Un mot encore, à propos de Gustav Landauer, qui est resté incompris car il ne voyait pas dans le Parlement l’endroit d’où pourrait être réalisé le socialisme, au sens où il le comprenait. Il lui manquait deux attributs indispensables pour un homme politique : la vanité personnelle et la recherche de confortables modus vivendi. Landauer vécut pauvre et mourut pauvre. Quand Rudolf Krämer-Badoni le décrit comme un prophète d’un curieux anarchisme sentimental
[1], il ne sait visiblement pas que Landauer fut l’un des premiers à proposer une fédération des peuples pour la garantie de la paix.
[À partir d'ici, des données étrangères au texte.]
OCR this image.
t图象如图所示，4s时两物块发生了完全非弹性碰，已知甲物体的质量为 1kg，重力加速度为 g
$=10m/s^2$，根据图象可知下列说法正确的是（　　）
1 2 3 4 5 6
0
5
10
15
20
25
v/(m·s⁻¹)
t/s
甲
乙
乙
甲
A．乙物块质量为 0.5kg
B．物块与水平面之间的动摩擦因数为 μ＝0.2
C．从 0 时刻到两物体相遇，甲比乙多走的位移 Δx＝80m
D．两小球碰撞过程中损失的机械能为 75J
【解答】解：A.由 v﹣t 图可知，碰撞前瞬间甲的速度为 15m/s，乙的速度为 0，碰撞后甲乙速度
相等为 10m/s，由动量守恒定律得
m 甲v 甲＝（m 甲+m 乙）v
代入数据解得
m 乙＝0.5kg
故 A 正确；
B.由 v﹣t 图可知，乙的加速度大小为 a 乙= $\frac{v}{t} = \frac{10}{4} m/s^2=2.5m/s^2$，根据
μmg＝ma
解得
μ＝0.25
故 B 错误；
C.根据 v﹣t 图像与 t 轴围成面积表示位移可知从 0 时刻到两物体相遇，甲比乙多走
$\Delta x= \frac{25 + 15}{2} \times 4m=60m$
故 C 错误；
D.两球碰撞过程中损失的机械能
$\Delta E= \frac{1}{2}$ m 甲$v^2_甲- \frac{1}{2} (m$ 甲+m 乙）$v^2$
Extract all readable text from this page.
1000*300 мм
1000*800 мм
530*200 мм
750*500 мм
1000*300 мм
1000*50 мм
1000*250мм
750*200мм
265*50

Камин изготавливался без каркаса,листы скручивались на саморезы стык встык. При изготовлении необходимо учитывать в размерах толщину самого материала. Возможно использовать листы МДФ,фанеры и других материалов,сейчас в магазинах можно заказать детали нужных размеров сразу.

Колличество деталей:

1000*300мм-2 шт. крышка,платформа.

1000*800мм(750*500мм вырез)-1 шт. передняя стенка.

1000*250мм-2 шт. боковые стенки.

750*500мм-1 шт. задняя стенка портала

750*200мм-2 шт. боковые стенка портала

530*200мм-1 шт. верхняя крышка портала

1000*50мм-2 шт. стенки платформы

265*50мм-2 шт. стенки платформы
A Noël 1916, il adressa une lettre au président américain Woodrow Wilson, dont je cite cet extrait :
Maintenant, les gouvernements devraient tous s’impliquer dans la guerre, c’est-à-dire non seulement les belligérants mais encore les États neutres en accord avec leur représentation populaire, afin que dans le traité de paix, il soit stipulé qu’un congrès international devra immédiatement être convoqué, dans un délai précis, dont les décisions auront force de loi et qui tout à fait indépendamment du traité de paix provisoire, devra prendre sous sa juridiction permanente, en tant qu’objet commun à tous les peuples, deux domaines qui, jusqu’ici et pour le plus grand malheur de tous, étaient considérés comme des affaires intérieures à chaque État : premièrement l’armement et deuxièmement le contrôle du droit constitutionnel de chaque État de manière à garantir que le peuple entier de la politique et du gouvernement de son territoire
.
Landauer demandait dans cette lettre une conférence internationale pour le désarmement. Les armements, disait-il, ne doivent pas, dans l’intérêt de la paix mondiale, être des affaires purement intérieures. L’armement doit être réglementé par des institutions de droit public d’un congrès international, dont les décisions sont obligatoires et peuvent être imposées
. On ne sait si la lettre de Landauer vint aux mains du président Wilson. Mais quelques semaines plus tard, Wilson publia son célèbre manifeste pour la paix, qui contient les mêmes idées. Et deux ans après, à Genève, la Société des nations fut créée.